Tackling Challenges of Long-Term Electrode Stability in Electrochemical Treatment of 1,4-Dioxane in Groundwater.

Abstract

Electrochemical advanced oxidation is an appealing point-of-use groundwater treatment option for removing pollutants such as 1,4-dioxane, which is difficult to remove by using conventional separation-based techniques. This study addresses a critical challenge in employing electrochemical cells in practical groundwater treatment─electrode stability over long-term operation. This study aims to simulate realistic environmental scenarios by significantly extending the experimental time scale, testing a flow-through cell in addition to a batch reactor, and employing an electrolyte with a conductivity equivalent to that of groundwater. We first constructed a robust titanium suboxide nanotube mesh electrode that is utilized as both anode and cathode. We then implemented a pulsed electrolysis strategy in which reactive oxygen species are generated during the anodic cycle, and the electrode is regenerated during the cathodic cycle.

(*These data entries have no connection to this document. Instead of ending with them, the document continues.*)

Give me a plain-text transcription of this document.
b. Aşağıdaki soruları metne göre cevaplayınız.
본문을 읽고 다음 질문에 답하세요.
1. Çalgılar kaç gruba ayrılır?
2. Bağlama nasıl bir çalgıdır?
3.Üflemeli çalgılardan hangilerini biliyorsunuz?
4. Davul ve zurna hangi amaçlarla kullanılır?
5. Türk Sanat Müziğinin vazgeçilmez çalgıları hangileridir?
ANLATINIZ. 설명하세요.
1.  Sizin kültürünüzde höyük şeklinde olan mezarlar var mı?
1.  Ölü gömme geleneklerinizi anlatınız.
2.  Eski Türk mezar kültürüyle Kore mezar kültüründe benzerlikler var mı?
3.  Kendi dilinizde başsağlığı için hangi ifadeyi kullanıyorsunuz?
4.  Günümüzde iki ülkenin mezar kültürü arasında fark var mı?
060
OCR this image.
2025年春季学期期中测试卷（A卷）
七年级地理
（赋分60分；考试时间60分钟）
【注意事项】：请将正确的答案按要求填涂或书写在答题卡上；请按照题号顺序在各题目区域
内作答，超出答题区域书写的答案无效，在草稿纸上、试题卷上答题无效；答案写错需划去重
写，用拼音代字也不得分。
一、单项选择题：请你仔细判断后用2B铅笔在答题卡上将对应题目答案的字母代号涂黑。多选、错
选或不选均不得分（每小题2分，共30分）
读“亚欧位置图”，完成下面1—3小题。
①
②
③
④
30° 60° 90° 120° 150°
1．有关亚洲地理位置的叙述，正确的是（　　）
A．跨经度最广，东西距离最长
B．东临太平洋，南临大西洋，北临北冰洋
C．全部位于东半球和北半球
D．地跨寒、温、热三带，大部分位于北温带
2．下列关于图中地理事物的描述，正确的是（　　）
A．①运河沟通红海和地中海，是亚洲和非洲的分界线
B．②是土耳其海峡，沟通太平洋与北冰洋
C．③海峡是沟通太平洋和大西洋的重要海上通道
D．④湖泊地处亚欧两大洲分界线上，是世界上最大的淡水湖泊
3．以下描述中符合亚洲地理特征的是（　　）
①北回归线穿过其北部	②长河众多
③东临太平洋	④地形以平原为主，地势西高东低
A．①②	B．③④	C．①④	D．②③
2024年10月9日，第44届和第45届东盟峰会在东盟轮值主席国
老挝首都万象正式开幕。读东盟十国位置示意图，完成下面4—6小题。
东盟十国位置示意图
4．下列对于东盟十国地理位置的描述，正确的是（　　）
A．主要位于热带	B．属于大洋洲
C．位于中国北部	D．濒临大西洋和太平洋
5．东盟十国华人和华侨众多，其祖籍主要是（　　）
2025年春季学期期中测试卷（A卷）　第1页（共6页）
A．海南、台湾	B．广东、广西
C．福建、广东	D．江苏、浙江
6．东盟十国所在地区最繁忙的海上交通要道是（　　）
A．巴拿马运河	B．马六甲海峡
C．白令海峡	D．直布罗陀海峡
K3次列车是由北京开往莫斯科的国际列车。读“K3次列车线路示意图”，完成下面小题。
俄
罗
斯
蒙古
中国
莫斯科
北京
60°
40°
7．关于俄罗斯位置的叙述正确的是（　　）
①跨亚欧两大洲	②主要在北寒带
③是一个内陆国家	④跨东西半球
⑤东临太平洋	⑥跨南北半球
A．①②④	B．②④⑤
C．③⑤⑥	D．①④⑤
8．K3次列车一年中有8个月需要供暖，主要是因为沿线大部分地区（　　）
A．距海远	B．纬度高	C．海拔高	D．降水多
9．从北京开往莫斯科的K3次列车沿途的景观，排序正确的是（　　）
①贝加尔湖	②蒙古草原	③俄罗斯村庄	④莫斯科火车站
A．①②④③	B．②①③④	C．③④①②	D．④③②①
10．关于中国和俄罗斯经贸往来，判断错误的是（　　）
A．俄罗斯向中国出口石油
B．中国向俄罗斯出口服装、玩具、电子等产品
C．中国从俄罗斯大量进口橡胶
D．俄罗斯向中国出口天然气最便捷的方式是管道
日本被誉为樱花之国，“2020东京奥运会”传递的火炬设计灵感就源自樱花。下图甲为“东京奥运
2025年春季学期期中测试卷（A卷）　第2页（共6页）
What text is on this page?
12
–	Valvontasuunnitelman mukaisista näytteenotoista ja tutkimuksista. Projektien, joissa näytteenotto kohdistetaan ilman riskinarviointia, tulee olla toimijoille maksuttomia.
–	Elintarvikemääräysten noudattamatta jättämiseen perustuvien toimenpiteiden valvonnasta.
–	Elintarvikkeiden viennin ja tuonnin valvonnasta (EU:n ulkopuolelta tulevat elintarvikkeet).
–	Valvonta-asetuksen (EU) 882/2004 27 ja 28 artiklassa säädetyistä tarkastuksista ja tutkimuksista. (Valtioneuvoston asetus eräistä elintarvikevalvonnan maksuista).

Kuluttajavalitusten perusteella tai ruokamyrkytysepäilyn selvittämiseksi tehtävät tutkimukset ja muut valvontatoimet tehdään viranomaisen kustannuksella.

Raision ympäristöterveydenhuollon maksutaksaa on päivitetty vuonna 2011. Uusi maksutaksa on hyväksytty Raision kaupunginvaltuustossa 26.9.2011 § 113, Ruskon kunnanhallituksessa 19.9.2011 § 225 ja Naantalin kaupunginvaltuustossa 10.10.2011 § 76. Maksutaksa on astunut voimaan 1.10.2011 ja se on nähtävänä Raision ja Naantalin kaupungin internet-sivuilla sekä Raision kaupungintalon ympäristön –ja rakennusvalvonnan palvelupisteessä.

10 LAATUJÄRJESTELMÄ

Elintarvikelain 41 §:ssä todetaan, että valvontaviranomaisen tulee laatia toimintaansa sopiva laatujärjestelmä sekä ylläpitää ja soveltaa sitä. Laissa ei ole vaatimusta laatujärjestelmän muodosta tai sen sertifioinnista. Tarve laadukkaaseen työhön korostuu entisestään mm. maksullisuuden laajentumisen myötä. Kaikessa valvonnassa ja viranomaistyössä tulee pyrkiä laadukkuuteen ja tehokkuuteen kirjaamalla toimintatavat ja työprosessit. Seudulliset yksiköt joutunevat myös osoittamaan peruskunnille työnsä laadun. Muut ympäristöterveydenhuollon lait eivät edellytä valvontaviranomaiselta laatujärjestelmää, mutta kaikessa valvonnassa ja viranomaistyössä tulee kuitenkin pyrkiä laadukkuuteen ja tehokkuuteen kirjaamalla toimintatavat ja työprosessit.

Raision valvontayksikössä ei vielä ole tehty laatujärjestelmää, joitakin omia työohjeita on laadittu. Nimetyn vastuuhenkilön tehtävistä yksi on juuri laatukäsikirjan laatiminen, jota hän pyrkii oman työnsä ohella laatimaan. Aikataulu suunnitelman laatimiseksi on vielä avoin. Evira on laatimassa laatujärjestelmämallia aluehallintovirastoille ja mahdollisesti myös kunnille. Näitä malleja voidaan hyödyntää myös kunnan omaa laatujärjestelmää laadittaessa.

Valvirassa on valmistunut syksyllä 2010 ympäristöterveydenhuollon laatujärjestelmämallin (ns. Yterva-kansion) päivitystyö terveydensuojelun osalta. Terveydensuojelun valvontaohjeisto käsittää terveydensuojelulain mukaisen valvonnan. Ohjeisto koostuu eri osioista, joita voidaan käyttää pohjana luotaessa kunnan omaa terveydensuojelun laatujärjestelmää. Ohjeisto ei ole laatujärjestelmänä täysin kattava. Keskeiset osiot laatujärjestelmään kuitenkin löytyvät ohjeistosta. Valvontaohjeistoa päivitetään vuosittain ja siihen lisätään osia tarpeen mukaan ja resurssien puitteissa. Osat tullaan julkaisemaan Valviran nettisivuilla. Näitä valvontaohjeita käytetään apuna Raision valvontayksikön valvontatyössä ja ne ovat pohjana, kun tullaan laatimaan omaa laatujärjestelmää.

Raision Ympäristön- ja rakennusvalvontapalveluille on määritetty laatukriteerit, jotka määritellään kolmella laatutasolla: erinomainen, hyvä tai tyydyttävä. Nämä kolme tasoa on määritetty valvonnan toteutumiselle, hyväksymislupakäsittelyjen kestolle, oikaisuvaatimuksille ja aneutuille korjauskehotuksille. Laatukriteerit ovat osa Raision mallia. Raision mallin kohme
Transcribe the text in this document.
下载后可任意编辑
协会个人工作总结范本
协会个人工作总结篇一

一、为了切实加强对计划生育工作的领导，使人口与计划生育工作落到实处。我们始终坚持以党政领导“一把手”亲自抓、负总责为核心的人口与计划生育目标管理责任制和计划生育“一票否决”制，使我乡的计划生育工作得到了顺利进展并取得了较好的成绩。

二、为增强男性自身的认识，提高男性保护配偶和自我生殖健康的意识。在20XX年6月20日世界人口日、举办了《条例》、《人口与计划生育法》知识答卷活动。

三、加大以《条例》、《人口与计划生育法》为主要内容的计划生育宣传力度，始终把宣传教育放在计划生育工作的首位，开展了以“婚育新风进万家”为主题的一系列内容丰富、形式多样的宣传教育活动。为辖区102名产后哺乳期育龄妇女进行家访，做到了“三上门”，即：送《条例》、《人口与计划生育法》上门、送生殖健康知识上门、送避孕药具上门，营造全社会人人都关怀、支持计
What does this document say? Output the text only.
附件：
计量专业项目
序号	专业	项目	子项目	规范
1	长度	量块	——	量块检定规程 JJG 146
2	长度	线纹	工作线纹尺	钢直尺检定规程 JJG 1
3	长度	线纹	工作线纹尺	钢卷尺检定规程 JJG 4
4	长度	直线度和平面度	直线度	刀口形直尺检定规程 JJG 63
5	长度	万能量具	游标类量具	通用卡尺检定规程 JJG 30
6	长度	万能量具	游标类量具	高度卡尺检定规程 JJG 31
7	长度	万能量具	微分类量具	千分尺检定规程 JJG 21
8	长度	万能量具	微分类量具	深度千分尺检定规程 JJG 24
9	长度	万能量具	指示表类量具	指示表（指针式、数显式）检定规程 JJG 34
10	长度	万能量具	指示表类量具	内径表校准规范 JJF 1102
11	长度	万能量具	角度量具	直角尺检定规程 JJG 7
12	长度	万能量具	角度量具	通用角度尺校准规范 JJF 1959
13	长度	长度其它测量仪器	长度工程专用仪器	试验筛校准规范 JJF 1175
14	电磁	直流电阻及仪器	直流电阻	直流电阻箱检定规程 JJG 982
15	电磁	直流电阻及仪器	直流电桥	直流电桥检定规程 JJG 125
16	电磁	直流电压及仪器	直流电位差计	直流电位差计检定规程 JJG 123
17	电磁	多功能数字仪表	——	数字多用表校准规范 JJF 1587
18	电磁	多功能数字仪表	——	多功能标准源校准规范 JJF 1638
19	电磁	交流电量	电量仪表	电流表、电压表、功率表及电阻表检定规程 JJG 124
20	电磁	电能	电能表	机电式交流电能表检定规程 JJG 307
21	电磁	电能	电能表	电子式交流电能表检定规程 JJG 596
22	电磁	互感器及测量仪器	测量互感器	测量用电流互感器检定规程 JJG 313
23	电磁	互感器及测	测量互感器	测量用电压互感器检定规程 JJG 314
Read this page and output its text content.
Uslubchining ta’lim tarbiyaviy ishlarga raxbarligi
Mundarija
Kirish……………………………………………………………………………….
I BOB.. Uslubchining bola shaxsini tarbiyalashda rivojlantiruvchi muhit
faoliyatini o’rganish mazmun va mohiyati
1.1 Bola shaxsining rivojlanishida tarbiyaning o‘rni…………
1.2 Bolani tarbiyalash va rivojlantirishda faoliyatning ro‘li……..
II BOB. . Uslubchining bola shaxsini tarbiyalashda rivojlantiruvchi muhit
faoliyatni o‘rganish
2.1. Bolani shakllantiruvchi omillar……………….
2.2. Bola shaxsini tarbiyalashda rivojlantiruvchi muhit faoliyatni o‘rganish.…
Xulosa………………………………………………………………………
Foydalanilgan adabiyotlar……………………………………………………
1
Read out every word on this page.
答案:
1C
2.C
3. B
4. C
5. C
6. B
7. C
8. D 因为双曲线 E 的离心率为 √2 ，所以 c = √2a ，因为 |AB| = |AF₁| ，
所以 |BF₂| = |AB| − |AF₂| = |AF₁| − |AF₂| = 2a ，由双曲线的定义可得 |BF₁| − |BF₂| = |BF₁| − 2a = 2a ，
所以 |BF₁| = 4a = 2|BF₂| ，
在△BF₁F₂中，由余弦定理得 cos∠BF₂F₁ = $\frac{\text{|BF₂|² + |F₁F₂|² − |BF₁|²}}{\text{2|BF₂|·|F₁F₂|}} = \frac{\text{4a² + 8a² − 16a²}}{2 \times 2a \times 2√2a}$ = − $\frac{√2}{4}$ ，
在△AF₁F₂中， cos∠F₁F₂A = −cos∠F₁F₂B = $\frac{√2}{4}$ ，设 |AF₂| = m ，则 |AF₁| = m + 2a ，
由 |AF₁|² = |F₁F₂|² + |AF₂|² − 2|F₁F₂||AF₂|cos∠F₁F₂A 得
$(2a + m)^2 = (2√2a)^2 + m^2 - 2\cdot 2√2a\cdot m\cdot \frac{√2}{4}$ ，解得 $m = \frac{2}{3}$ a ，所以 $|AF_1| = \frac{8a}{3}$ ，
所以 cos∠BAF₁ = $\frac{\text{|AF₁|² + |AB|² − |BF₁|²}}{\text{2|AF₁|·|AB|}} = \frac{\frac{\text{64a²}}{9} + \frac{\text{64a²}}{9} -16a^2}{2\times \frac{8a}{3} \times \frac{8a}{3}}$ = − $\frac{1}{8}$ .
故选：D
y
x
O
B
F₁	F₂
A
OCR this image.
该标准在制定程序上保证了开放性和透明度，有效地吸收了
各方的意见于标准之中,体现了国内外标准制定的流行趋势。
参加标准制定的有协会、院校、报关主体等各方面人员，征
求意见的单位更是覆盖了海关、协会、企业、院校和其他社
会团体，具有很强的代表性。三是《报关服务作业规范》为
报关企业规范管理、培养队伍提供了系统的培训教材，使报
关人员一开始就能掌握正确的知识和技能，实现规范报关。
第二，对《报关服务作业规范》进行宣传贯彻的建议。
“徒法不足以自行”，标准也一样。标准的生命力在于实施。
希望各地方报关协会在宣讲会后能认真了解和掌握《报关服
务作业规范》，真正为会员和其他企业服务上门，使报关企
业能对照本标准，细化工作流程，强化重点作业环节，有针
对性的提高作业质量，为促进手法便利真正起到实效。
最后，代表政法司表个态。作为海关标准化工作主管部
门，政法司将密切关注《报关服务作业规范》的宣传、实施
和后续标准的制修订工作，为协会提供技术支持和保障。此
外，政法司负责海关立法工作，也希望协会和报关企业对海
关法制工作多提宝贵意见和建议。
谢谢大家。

Under optimized conditions, single-pass treatment through the cell (effective area: 2 cm²) achieved a remarkable 65-70% removal efficiency for 1,4-dioxane in the synthetic groundwater for over 100 h continuous operation at a low current density of 5 mA cm^-2 and a water flux of 6 L m^-2 h^-1. The electrochemical cell and pulse treatment scheme developed in this study presents a critical advancement toward practical groundwater treatment technology.